Talk show, divi della politica, influencer mediatici e chi più ne ha più ne metta. I gladiatori dell’opinione pubblica si battono a colpi di commenti brevi e frizzanti, ma in ogni caso sempre più volti a connotare sé stessi o la controparte.
L’asfalto
Osservando la pagina YouTube di Matteo Salvini è possibile leggere titoli come: “Salvini asfalta professoressa democratica, terzomondista”, oppure “Salvini dalla Gruber asfalta tutti”.1 A onore di completezza anche la pagina di Fratelli D’Italia annovera titoli come Giorgia Meloni asfalta la Costamagna da Nicola Porro a Quarta Repubblica” 2ma anche “Consultazione quirinale: Giorgia Meloni umilia giornalista! Tutti in piazza”.
Il televoto
Più tempo passa, più serrato è il ritmo dei talk show. Non importa se l’argomento della puntata è impegnativo, è necessario rispondere all’istante. Il monologo (o dibattito all’italiana) non può contemplare istanti di silenzio o horror vacui. Forse questo nervosismo è figlio della aleatorietà dei voti e delle preferenze (dove anche una piccola battuta d’arresto può tradursi in una perdita di voti ed ascolti).

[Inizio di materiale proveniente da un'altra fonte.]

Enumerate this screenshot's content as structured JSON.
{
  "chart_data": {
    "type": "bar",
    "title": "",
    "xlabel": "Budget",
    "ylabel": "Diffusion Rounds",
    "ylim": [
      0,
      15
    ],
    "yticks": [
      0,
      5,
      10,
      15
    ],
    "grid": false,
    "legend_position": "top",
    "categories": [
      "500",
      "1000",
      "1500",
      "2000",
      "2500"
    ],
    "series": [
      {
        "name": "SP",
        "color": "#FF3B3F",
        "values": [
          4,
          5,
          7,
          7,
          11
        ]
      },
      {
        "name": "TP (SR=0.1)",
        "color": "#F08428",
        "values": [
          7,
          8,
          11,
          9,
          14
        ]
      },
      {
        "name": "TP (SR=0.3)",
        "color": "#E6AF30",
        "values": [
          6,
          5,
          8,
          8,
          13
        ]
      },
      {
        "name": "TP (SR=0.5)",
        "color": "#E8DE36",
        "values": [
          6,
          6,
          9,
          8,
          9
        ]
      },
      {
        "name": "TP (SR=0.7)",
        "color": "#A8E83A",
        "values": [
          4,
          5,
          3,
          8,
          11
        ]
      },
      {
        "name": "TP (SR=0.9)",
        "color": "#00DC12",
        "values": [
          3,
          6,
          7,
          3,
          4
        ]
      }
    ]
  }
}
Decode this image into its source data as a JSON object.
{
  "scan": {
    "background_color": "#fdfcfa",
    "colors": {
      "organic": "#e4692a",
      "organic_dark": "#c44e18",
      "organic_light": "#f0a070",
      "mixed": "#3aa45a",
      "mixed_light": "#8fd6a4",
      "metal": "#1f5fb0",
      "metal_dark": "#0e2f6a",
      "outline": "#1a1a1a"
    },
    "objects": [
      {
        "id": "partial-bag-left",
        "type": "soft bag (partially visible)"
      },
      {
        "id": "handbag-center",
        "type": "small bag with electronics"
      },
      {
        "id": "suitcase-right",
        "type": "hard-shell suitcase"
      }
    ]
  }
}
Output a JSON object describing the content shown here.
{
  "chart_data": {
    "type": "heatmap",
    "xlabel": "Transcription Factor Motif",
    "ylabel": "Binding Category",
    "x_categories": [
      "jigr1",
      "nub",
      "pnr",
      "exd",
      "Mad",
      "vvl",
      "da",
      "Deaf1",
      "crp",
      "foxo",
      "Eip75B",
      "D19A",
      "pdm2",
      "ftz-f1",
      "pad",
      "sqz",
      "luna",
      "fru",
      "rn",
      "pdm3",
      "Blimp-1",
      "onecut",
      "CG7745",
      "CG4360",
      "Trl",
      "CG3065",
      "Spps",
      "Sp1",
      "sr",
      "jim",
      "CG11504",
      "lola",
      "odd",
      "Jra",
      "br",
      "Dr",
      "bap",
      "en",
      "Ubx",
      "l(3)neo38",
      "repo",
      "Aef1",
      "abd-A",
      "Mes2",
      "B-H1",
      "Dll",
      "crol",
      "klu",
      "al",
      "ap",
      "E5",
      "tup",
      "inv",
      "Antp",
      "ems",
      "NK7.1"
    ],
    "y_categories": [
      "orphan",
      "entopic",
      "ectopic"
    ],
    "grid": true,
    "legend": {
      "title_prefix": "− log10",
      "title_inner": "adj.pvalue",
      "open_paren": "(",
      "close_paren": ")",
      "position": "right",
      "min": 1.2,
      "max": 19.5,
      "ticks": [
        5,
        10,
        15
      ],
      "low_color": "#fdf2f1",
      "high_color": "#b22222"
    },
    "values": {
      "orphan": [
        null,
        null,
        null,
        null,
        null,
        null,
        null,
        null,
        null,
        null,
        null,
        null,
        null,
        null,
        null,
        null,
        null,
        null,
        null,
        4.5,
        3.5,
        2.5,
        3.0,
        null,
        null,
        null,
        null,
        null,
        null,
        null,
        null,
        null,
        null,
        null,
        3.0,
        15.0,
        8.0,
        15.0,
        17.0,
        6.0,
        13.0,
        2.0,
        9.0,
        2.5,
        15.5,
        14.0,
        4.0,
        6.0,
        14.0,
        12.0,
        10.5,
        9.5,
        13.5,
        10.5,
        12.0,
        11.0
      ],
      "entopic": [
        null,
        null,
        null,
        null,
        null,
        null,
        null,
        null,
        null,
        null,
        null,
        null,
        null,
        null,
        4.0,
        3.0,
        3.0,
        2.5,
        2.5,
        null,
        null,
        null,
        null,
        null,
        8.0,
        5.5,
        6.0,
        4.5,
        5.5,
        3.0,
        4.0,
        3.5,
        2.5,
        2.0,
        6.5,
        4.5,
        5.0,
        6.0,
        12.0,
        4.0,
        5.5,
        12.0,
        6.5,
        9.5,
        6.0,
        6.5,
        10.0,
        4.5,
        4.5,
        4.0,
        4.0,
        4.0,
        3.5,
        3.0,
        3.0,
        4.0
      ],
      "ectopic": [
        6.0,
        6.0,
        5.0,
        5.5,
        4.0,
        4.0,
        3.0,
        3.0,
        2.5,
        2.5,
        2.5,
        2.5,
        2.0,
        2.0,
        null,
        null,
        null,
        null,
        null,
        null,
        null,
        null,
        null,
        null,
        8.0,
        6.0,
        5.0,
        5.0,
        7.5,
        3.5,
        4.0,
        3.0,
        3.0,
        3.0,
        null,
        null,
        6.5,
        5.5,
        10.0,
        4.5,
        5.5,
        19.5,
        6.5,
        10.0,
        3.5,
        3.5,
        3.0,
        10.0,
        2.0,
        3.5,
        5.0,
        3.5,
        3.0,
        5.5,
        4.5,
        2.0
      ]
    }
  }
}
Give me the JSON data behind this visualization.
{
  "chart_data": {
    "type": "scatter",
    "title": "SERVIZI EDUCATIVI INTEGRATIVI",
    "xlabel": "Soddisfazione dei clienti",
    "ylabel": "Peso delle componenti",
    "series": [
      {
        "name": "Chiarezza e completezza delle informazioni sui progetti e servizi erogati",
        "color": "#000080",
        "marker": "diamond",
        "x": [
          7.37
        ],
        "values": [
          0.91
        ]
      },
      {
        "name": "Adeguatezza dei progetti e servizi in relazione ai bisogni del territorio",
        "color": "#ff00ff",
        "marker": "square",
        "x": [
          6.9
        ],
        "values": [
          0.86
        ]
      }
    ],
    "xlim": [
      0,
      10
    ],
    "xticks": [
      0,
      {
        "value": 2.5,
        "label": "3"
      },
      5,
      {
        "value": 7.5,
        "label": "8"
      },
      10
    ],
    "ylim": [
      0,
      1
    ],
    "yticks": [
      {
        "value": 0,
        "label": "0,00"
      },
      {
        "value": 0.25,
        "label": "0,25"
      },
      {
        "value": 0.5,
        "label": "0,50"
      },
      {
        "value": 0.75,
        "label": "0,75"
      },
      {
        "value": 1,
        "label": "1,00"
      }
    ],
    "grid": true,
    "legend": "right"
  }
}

Ogni format televisivo che contempla un dibattimento tende a far rappresentare le istanze da poli che si trovano sempre più agli antipodi. Il risultato che ne viene fuori non è necessariamente a misura di cittadino, bensì di fan che si trova a scommettere su una sponda piuttosto che su un’altra; come se per appoggiare una misura più politicamente incline alla destra, bisogna necessariamente abbracciare le linee guida del governo odierno.
Parlare obiettivamente è sempre più noioso
Di fronte ad un’utenza web sempre più bombardata e distratta, talk show dalla durata di diverse ore, riescono ad intrattenere il pubblico grazie ad un mix tra cronaca e dibattimento. Quello che preme sottolineare è che il rapporto tra l’intrattenimento e l’informazione si sta facendo sempre più sbilanciato. La televisione italiana annovera diversi personaggi che hanno prosperato per decenni grazie ad una dialettica molto coinvolgente. Dallo Sgarbi de “La pupa e il secchione” fino ad arrivare a “Fuori dal Coro” di Mario Giordano ( con i siparietti delle zucche di halloween e del bonus monopattino).
Il talk show non ha come unico obiettivo l’informazione:
In una puntata del Breaking Italy night, Alessandro Masala, ha cercato di illustrare l’inscindibilità tra il talk show e l’informazione, ma Giuseppe Cruciani non è stato dello stesso avviso. Il conduttore de “La Zanzara” ha provato a motivare che senza gli effetti scenici, nessuno ascolterebbe assiduamente 3 ore di trasmissione, e che molti dei momenti che noi chiameremo trash non sono necessariamente improvvisati, bensì studiati per richiamare ancora di più l’attenzione.3
Attenti a ciò che si desidera
Forse non è necessariamente un problema la situazione esposta da Cruciani. La pretesa di imparare qualcosa dalle trasmissioni televisive, rispolvera gli anni della Rai targata Democrazia cristiana, dove i palinsesti erano costantemente sorvegliati dalla coalizione di governo. La democrazia cristiana, per difendersi dalla controinformazione delle forze di opposizione, costruì una Rai, la cui funzione pedagogica sarebbe fiorita dal 1954 al 1975. Secondo le forze governative di allora, i cittadini italiani dovevano essere istruiti attraverso un palinsesto di stampo clericale e conservatrice (Per approfondimenti sulla tematica consiglio il libro “Una e divisibile, la Rai e i partiti negli anni del monopolio pubblico” di Giulia Guazzaloca).
Un’informazione altamente mercificata
Di fronte a un bombardamento mediatico che si espande dai social, alla televisione fino ad arrivare anche nei posti di lavoro, lo strumento indispensabile che dobbiamo sempre tenere a mente è la nostra capacità di discernimento. Se in Italia il mercato turistico compone una voce considerevole del prodotto interno lordo, quello dell’informazione muove una quantità ancora più preponderante. Non è un caso che moltissimi siti si avvalgono della SEO e di altri strumenti di marketing decisamente capillari, come non è un caso che l’informazione si è mercificata fino ad annoverare termini anglosassoni come “brand journalism” e “story telling”.
La seo e lo storytelling sono strumenti già altamente assimilati dagli influencer mediatici, gli stessi di cui abbiamo parlato ad inizio articolo. L’alfabetizzazione digitale ci permetterebbe di attrezzarci meglio verso gli intenti propagandistici. Anche i contenuti più brevi e “genuini” nascondono un dietro alle quinte.